Je n'en crois pas mes yeux. Lily se dresse devant moi, aussi inexpressive que si elle lisait la gazette du sorcier, tenant du bout de ses doigts ensanglantés ce morceau de verre qu'elle vient de retirer de la jambe du dénommé Lukas qui lui hurle des insultes qui ne lui font ni chaud ni froid. Je crois même apercevoir un demi-sourire sur son visage quand il se penche sur sa jambe et essaye d'arrêter l'hémorragie. Je ne sais pas où elle a visé, mais je sais qu'elle avait une idée précise de l'endroit où il fallait planter le verre pour que le sang se déverse autant. Lily Evans ne fait jamais les choses sans réfléchir.
« Tu vas me le payer sale petite garce ! S'exclame le mangemort en brandissant sa baguette vers elle. »
Elle tâte sa poche à la recherche de la sienne, et je lis pendant une fraction de seconde de la détresse sur son visage quand elle ne la trouve pas. Cependant, elle se rue sur le mangemort sans lui donner l'occasion de se réjouir, et je ne suis pas étonné quand je la vois prendre le dessus sur lui. C'est elle. C'est celle que j'ai rencontré la première fois, c'est le robot qui ne connaît pas la défaite, le robot qui encaisse les coups sans donner l'impression d'avoir mal et qui essuie le sang qui perle au coin de ses lèvres sans la moindre inquiétude. C'est la Lily que je redoute.
« Finite ! Lance Rémus dans ma direction après avoir subtilisé la baguette de Many. »
Je peux enfin bouger. Je me saisis de ma baguette pour envoyer des étincelles dans le ciel mais je constate que la brigade d'aurors arrive déjà. J'ai juste le temps de me retourner pour voir Lily brandir le morceau de verre au dessus du mangemort allongé face contre terre, les deux bras bloqués dans le dos par la jeune femme qui les lui écrase avec son genou.
« Non ! Lily, non ! Je m'écrie en m'avançant rapidement vers elle. »

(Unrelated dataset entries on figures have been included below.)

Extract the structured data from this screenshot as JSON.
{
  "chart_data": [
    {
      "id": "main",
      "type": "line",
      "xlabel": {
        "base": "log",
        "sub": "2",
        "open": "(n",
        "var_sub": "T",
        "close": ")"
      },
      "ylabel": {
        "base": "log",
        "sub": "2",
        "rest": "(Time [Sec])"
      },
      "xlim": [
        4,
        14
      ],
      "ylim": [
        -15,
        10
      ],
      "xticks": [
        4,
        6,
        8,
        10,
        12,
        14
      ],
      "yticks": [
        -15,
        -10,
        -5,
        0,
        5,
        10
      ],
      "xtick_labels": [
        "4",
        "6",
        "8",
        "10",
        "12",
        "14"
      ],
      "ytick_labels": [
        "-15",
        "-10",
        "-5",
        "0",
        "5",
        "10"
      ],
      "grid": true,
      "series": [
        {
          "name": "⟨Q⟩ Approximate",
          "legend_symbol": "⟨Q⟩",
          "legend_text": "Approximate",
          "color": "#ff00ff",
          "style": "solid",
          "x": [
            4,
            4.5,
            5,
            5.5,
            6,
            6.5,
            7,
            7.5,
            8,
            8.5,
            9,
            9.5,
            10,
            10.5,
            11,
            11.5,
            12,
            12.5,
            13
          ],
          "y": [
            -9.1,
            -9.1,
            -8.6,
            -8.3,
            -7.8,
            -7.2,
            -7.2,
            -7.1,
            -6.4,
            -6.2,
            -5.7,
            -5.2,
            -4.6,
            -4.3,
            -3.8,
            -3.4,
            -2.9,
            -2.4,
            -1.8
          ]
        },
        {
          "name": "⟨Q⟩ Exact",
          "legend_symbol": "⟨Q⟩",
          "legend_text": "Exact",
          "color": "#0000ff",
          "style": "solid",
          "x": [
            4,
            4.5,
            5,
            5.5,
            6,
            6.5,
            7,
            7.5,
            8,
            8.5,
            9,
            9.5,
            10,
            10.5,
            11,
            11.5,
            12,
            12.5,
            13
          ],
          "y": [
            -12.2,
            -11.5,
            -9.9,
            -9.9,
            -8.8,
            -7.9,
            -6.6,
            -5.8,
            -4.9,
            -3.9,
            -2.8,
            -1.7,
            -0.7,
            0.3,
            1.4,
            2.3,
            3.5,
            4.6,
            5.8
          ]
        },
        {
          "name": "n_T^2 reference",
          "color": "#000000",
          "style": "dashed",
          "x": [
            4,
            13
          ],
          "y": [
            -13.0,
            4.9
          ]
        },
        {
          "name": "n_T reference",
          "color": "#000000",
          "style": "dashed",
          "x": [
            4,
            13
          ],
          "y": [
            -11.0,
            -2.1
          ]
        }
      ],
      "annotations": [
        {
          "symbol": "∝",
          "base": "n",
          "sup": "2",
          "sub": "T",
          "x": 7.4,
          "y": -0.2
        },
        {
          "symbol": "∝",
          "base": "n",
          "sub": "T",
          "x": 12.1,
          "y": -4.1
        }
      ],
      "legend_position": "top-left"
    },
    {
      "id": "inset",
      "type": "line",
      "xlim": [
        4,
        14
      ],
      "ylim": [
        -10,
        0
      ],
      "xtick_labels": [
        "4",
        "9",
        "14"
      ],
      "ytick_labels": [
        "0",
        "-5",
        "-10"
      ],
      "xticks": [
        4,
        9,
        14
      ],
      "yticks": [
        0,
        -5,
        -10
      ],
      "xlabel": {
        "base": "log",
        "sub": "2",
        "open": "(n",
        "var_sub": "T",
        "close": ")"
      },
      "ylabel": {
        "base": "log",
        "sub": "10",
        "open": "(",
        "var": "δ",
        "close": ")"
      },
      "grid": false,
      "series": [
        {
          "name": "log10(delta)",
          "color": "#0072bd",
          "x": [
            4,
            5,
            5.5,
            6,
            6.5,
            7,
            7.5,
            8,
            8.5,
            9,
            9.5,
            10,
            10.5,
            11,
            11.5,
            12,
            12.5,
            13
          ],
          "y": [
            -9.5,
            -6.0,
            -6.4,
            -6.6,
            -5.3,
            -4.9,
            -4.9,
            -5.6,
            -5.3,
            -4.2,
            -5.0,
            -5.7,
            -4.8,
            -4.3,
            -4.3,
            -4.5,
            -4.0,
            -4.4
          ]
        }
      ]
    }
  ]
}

Ses mains se figent en l'air, mais elle ne lâche pas son arme. Je sais que je pourrais lui faciliter les choses en sortant ma baguette et en l'immobilisant mais je ne veux pas. Je veux qu'elle fasse le bon choix d'elle-même, je veux m'assurer qu'elle a changé même si elle ne l'a pas remarqué.
Soudain, elle abaisse rapidement ses mains et j'inspire sous le coup de la surprise sans avoir le temps de faire un seul geste pour l'empêcher de planter le morceau de verre dans le mangemort, mais ce n'est pas la tête de notre ennemi qu'elle vise, c'est le parquet, juste à côté de son visage.
« C'est ton jour de chance, lui confie-t-elle avant de se relever. »
Elle me jette un regard glacial, comme si je venais de la priver de quelque chose d'important que je ne comprenais pas, et elle passe à côté de moi sans un mot, enjambant sans les voir les corps des femmes qui, un peu plus tôt, fêtaient encore un enterrement de vie de jeunes filles.